After years of twiddling their thumbs over the issue, ICANN has voted 13-0 to begin the bureaucratic process of putting an end to "domain tasting," the slimy practice whereby speculators buy up millions of URLs but avoid paying any fees because they renounce the names within a 5-day grace period.
How do they propose to accomplish this? Simple: Ditch the grace period.
ICANN's most recent discussion of the matter can be found here. (You've got to dig a bit through the string to find it.)
The New York Times has details here, writing:
The grace period is intended to let people get a refund if they make a spelling mistake while registering a domain. But rogue registrars have been abusing the grace period by setting up thousands of Web sites stuffed with advertising links on newly registered domains.
The domain tasters then keep the ones that generate the most click-through advertising revenue and forfeit the unprofitable domains for a refund before the grace period expires. Some registrars have been known to repeatedly register and unregister domain names as the five-day grace period expires, essentially never paying for use of a domain.
Domain tasting is a problem for users since it means a domain they want to purchase may be temporarily or permanently unavailable.
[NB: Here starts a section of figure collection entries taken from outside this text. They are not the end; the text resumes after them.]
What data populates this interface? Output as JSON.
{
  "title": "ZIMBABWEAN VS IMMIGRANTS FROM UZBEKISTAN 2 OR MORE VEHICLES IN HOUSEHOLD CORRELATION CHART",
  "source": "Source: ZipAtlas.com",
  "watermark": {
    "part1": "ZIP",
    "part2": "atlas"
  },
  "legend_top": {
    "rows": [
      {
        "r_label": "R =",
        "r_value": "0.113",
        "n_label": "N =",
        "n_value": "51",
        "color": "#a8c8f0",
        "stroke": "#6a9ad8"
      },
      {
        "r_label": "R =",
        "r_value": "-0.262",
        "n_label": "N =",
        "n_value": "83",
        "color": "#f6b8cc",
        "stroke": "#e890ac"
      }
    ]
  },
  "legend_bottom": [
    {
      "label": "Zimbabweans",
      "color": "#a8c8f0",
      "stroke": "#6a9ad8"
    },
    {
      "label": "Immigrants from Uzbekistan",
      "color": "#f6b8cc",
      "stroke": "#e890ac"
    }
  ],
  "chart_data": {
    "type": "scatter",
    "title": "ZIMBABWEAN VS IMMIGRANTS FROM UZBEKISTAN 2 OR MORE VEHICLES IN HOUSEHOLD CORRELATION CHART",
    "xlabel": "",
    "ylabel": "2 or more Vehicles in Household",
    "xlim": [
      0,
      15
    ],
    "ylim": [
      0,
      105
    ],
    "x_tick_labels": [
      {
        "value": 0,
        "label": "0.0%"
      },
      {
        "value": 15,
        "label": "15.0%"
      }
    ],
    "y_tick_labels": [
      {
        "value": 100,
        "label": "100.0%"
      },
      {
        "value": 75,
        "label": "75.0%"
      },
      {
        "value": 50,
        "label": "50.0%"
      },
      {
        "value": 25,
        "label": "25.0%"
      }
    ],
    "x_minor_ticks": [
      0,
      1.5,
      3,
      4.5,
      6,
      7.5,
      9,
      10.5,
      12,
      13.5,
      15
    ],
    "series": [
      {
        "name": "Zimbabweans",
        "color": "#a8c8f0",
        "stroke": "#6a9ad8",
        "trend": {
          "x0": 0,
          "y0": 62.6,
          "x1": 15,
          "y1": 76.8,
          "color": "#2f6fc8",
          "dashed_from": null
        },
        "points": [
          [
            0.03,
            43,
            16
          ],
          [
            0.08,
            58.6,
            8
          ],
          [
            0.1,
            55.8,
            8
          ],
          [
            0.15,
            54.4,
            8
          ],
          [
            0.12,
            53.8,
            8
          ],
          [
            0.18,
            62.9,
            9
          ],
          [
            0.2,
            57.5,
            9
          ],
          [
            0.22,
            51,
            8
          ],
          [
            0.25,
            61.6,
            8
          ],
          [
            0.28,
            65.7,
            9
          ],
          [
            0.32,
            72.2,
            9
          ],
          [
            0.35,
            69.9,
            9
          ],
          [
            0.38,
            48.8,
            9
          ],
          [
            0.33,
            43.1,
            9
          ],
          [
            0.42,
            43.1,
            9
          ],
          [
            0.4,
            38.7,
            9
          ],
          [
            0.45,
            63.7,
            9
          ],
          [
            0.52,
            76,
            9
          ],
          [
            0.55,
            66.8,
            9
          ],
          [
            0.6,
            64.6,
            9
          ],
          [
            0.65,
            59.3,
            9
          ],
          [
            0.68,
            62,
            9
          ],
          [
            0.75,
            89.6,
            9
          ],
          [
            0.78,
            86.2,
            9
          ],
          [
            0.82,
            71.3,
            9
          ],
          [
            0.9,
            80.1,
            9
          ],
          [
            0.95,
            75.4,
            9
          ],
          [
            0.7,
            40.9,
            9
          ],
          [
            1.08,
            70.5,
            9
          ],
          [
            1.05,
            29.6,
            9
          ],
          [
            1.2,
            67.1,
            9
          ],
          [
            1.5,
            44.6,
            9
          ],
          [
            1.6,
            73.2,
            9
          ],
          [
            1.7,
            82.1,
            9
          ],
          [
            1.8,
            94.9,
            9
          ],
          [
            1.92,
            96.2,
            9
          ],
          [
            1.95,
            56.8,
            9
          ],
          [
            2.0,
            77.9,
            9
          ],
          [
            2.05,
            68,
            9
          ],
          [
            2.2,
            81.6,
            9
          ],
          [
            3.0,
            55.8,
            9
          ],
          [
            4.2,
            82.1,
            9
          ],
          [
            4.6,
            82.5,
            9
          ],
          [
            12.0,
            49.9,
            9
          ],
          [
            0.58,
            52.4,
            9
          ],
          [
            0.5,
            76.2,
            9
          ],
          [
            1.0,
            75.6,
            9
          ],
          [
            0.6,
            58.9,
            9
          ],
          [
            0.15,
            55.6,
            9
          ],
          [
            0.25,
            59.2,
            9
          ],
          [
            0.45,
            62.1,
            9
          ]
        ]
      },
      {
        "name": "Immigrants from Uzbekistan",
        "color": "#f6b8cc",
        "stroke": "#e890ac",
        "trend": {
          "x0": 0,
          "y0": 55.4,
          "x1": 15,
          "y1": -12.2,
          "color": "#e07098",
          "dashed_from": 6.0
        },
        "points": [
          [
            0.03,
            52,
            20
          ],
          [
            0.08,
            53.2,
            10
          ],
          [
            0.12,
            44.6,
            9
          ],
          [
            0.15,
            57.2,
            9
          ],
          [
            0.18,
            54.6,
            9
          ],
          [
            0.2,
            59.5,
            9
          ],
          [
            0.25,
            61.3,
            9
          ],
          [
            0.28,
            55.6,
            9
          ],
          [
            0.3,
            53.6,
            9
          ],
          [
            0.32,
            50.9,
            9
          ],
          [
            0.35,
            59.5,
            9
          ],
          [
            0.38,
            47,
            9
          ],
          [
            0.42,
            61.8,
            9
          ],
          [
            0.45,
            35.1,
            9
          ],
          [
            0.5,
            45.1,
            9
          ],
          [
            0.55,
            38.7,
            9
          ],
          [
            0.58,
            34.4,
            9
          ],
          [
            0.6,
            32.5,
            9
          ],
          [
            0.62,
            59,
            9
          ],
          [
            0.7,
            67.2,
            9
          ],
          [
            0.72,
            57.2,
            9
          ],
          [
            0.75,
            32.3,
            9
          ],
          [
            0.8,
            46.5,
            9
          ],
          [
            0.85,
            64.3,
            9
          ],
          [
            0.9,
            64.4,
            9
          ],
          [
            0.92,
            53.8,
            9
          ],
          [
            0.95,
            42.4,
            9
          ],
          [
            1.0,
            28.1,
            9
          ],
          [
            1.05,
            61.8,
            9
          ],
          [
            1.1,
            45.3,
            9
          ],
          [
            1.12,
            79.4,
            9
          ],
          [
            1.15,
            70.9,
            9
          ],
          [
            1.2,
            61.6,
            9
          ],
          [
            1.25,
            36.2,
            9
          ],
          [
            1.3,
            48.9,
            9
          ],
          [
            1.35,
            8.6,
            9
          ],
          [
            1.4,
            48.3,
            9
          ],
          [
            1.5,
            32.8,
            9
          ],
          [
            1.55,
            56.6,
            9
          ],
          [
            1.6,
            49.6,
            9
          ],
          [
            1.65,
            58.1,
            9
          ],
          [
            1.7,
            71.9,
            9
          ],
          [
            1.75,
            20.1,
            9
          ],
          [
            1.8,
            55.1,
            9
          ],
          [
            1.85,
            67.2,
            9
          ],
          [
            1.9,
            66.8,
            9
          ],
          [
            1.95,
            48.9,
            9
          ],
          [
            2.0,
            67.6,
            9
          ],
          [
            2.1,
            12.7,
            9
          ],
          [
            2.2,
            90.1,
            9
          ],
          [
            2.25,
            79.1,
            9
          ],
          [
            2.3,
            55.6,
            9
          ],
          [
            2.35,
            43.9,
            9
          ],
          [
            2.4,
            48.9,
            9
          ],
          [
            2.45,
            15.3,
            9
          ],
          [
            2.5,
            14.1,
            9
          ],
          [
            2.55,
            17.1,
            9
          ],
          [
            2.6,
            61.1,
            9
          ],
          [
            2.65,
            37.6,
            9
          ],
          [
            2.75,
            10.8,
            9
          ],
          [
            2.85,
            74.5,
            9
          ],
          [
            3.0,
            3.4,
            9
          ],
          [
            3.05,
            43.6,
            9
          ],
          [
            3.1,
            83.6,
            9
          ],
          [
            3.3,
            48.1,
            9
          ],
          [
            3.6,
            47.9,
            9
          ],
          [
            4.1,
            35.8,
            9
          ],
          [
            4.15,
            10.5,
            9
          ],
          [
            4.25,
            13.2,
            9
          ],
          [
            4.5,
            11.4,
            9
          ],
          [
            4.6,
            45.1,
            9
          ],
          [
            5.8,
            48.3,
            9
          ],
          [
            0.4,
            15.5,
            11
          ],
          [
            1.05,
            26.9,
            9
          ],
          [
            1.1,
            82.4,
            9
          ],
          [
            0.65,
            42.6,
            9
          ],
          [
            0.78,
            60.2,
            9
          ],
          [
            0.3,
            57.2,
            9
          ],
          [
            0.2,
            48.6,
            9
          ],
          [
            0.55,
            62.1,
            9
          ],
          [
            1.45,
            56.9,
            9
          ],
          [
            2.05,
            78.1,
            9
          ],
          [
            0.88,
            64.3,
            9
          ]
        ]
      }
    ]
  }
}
It also means more low-quality Web pages on the Internet that are designed only for generating advertising revenue.
Slashdotters are chewing it over, including the side issue of how ICANN is handling - or not handling - Network Solutions' practice of "front running" domain names, meaning they lock up names sought via searches on their site, ostensibly to protect those seeking them. That's been quite the you-know-what storm, too.
The domain tasting schemes have been a regular focus of attention here at Buzzblog, so you'll have to forgive me if I'm waiting to see the appropriate follow through from ICANN before celebrating the end of the scam.